Words of wisdom for all husbands and wives are these: We easily see what is done to us before we see what we are doing to our mate.

Love & Respect for a Lifetime

Refuse to let evil turn you into a contemptuous and hateful person.

Love & Respect Podcast

Men are solution oriented, they love to solve problems. They want to be helpful.

Love & Respect for a Lifetime

Although the Crazy Cycle is not what God intends for any marriage, all couples get on it at times from one degree to another.

The Language of Love & Respect

She’ll feel at peace with you when you let her vent your frustrations and hurts and don’t get angry and close her off.

Love & Respect

It’s so easy to dismiss our spouse as childish because we don’t have the same vulnerabilities they do.

Building Blocks

Be quick to listen and understand and you have a much better chance of being understood.

The Love and Respect Experience

To not forgive is to shoot yourself in the foot and put extra gas in the Crazy Cycle.

The Love and Respect Experience

Husbands, to energize your wife give her face-to-face time, allowing her to talk and share her feelings.

Building Blocks

[Women], as you enter quiet dignity, not preaching at your husband or scolding him as though you were his mother, something happens in his soul as a male.

Respectfully Yours

Thank God for His forgiveness of your mistakes.
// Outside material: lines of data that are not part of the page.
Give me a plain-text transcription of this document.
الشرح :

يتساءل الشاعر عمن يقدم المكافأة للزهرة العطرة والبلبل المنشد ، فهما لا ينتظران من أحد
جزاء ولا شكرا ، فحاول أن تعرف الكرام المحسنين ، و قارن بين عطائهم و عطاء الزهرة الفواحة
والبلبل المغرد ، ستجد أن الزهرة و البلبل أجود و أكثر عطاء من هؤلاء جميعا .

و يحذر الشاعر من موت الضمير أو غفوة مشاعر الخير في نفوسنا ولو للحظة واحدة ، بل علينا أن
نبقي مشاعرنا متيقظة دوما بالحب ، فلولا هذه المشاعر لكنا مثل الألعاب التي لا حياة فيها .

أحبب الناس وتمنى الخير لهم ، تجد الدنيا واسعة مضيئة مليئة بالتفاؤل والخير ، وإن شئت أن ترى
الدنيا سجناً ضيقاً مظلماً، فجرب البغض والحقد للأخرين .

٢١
In trying to be a loving man or a respectful woman, we blow it. Owning up to mistakes is never easy, but it is always the way to move forward. Take good care not to accuse your spouse of mistakes as you pray. Also, pray about any forgiving to be done in the family, any forgiveness that needs to be asked. Children may need forgiveness (and what about Mom and Dad?). “There is no one on earth who does what is right all the time and never makes a mistake.” (Ecclesiastes 7:20)

The Love and Respect Experience - Prayers

When you look to God and His Word as your ultimate source of significance and security, you don’t demand that your spouse take that role in your life. And as you draw strength from the Lord individually, He draws you closer together as a couple.

The Language of Love & Respect Book

We are either going to give in the darkness or we are going to give into the darkness.